While Texas' ethics laws are weaker than other states, and a legislature officially employed only every other year has lots of free time on its hands, surely other states have state legislators, whether actually lawyers or not, who are rainmakers.

But, they too didn't run for executive positions. Or if they did, they waiting many, many years, until they detached from their rain-receiving clients, or they had enough money to move on.

That's why Ellis and West will never run for statewide office. With West, about whom I know more, beyond the cash, it's the power. He, or careful friends of his outside of his office, will have connections to places like UNT-Dallas for decades to come.

(Also in Dallas, this is part of what tripped up famous, or infamous, County Commissioner John Wiley Price, setting aside that he's not an attorney. You put your hands too directly on the rainmaking levers and you wind up in trouble. You double that trouble, again, if you hold an executive position, which, arguably as just one of five in a county, counting the county judge, a commissioner is.)

At her "political boutique" law firm of Newby Davis, Davis, the elected official from the minority party, is more the rainmaker. Law firm partner Bryan Newby, formerly a general counsel for Gov. Rick Perry, brought connections with the majority party, as well as the cachet of being a black Republican.

Meanwhile, the Snooze has doubled down on Slater's story with an editorial. I presume Davis has grown enough that she won't sue over it, unlike with the StartleGram a decade or so ago. And,  yes, that happened.

Again, as my original blog post on this issue showed, it's in part about the state of Texas' officially toothlessness on ethics, a toothlessness that's been pretty much de rigeur since the first gusher at Spindletop if not before. This is also another reason why the Green Party shouldn't be negotiating with Dems about not fighting in the gubernatorial campaign this year.

My final take? I've hinted at this before, but I'll say it more directly now.
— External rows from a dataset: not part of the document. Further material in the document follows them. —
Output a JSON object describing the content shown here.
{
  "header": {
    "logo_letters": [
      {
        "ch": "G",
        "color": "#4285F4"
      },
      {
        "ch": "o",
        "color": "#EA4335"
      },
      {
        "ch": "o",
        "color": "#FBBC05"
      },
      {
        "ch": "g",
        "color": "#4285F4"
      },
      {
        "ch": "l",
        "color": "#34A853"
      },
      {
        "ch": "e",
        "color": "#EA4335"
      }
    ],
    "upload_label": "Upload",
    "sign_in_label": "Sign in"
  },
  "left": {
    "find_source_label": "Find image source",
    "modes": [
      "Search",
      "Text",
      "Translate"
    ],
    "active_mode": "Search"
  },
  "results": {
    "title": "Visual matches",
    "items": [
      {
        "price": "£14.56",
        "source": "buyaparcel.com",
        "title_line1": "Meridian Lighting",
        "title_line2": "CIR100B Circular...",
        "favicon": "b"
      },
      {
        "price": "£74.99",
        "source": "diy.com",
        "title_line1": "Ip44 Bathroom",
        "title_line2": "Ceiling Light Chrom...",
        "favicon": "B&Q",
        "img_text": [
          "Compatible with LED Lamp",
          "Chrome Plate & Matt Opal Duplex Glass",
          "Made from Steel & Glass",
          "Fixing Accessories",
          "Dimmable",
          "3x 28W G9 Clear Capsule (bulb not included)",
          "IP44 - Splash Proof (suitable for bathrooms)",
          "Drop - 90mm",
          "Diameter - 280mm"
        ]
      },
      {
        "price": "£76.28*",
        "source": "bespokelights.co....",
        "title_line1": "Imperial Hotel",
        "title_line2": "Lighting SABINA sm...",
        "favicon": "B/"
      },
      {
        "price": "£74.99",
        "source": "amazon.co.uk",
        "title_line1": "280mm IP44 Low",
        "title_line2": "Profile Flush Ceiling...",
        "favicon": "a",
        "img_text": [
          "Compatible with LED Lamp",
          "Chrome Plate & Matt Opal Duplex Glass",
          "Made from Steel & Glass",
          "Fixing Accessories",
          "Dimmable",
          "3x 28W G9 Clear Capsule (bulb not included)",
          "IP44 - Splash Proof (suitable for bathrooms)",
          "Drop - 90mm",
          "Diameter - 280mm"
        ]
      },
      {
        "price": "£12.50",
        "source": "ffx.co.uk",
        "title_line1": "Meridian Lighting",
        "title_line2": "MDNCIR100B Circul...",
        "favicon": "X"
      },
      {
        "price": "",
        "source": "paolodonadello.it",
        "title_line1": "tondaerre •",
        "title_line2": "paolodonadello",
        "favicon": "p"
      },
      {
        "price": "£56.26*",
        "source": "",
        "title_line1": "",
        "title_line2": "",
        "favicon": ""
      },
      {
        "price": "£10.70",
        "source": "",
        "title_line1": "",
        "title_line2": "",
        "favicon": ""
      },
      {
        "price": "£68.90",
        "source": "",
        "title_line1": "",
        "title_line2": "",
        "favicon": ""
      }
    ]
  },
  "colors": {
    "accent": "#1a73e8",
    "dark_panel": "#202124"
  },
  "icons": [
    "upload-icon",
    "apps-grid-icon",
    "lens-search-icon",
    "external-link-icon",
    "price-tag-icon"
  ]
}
Wendy Davis reminds me of Barack Obama. She reminds me a LOT of him in this way — the promises of new politics that we already know, before the election, just aren't true.

Just.Another.Politician.™ (With the added burden of having to sled uphill here in Texas.)

And, just another reason to be honest about what terms like "progressive" and "liberal" mean. Also, as for Charles Kuffner's worries, I'm not jumping off a cliff because I never was on one in the first place.